Course XXX - Teaching 5: Pre-Vedic Philosophy
The Pre-Vedic Philosophy was studied before that certain concepts metaphysical, moral, religious and social were condensed on the Vedas.
Of course, the Vedic and Pre-Vedic concepts strictly were of Cosmodicy; and ancient peoples never had other concepts.
They left so deep track in the mental concept of Western people that even today survives and makes western mentality be different from Western mentality, and therefore it is difficult, if not impossible, that these two sectors of the world may come close each other.
To study certain Philosophy you need not only to work out a concept, closely to study it and to try its assimilation, but also a suitable mental disposition is indispensable. Otherwise, the fundamental idea shall be inconsistent in the very brain of a man that studies it.
The fundamental concept of the Pre-Vedic Philosophy is essentially based on the existence of the Infinite.
The Non-Being, the mysterious emanating force of the Universe, becomes its support. And this Universe is not limited by infinite.
The only contact between the infinite and man is the soul of being, or mind.
Here is the whole difference between Eastern man and Western man, between student of Vedic Cosmodicy and student of Hellenic Cosmodicy.
Vedantists state that mind is the only real thing that can come close to define the Infinite. Then, just Theory would have value and utility; just that eventually definable by the mind.
The student has to project mentally his theories and to know their value and if they are true of false by the emotional intensity that they provide or by the clear concept that they express.
This is enough. It is offensive for the idea, harmful for freedom of thought and poisonous for the progress of the individual to investigate it, to reduce it to the material field and to experience it within the reach of man.

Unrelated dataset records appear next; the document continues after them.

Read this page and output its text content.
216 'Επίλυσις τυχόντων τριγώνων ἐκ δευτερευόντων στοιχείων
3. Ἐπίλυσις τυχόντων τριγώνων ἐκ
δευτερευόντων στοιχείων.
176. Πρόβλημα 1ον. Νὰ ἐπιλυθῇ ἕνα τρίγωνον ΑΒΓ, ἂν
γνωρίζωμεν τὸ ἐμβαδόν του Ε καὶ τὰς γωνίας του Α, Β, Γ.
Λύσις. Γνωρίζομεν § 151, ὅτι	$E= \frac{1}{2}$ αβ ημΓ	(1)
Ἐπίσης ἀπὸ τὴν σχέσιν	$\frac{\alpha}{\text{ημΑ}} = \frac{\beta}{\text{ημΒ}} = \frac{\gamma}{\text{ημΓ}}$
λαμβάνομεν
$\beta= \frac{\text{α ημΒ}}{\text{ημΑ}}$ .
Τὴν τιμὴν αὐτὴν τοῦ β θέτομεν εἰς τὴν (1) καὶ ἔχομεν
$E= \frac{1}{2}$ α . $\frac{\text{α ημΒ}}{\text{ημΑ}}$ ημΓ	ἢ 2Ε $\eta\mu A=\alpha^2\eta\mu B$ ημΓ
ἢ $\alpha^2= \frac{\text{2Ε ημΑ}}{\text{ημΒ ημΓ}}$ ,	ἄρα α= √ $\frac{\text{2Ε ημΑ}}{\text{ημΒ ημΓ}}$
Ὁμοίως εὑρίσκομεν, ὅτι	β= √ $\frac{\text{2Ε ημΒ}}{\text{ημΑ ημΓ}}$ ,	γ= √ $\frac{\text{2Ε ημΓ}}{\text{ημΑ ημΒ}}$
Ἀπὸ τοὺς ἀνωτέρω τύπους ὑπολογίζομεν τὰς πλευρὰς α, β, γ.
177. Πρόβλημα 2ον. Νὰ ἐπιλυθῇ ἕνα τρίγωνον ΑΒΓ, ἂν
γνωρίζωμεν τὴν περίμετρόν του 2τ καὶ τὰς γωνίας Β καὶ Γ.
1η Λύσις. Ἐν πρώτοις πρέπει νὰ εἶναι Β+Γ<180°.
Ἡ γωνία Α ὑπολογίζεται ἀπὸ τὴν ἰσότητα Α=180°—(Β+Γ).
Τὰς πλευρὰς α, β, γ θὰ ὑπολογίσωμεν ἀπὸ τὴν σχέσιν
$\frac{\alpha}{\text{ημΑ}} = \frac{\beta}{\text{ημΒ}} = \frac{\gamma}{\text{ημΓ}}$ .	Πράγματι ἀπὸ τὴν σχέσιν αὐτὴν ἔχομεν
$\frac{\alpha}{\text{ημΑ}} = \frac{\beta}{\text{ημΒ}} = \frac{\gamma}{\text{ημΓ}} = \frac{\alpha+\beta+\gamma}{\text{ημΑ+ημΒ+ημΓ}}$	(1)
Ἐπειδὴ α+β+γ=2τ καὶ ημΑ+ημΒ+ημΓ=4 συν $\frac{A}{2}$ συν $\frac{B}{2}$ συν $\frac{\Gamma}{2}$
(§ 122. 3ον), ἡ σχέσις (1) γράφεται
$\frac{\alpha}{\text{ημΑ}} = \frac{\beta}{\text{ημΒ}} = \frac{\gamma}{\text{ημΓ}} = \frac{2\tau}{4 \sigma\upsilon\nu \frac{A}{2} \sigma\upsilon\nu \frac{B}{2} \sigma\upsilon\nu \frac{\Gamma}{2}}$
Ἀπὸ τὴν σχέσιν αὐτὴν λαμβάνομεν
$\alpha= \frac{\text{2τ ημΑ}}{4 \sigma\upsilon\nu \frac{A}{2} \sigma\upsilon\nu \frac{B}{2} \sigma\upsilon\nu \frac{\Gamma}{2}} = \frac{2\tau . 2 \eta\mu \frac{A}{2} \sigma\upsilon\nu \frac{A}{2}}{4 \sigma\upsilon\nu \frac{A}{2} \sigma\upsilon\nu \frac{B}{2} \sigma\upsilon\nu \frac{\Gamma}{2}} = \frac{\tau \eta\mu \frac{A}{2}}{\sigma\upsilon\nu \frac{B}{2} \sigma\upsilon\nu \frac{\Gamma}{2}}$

Philosophers would achieve great ecstatic understanding; but after their deep meditations and again in their usual state, they were obscure as to their statements, divergent as to their expressions and produced divergences among their disciples.

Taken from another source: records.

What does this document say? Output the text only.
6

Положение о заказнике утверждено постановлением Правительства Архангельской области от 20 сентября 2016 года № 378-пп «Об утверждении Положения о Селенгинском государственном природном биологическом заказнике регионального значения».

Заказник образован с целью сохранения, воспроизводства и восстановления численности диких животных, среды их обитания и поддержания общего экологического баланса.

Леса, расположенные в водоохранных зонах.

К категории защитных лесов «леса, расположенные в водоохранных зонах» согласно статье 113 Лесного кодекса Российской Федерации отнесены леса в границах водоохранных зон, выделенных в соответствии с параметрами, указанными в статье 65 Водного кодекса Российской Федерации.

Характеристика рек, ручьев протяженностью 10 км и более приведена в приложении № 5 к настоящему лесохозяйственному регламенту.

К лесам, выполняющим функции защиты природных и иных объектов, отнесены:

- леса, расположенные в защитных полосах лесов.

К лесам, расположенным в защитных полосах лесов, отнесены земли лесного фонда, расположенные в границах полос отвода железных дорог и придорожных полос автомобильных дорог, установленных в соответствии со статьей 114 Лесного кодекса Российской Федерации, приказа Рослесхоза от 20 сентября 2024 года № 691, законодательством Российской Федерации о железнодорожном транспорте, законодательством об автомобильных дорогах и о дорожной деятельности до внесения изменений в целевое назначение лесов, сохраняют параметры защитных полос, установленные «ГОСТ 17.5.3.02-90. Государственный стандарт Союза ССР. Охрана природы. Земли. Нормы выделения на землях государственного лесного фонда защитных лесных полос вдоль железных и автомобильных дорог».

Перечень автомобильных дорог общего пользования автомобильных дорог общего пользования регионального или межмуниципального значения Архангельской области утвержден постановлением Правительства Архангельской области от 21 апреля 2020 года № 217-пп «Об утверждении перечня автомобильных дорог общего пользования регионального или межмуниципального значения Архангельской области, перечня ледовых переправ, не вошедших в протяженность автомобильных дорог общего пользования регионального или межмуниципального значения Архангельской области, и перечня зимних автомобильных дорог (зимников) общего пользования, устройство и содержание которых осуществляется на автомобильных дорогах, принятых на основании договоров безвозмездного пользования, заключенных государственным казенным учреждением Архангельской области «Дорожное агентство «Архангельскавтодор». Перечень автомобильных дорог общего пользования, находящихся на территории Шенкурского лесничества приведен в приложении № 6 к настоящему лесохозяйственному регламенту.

A being that descends on the purely philosophical ideal is enmeshed in the illusion and trapped in the dark of separateness.
The constant effort of the Philosopher consisted in coming close to the Infinite, so that even his mental tasks had relative value; they were true as they tried to approximate him to the Great Truth of the Infinite.
For its achievement, it was necessary to remove any delight and emotion from thought and to reach a clear illumination just by the intellect through a negative intellectual vision.
According to the known axiom of Cosmodicy and, over all, of the Philosophy of Non-Being, “one cannot reach the Supreme Union, or the Supreme Understanding, through mental knowledge but through a similar state, apparent or negative”.
So, they needed more fundamental concepts, to cover them with forms and figures, and to associate the latter with beliefs, costumes, laws and Gods of the people to lead the people to preserve them for the sake of students.
There holy, truly orthodox Holy Books came into being because they contain the Divine Teaching conveyed in hours of sublime understanding to Pre-Vedic Philosophers, to the possessors of the true postulates of the Cosmodicy.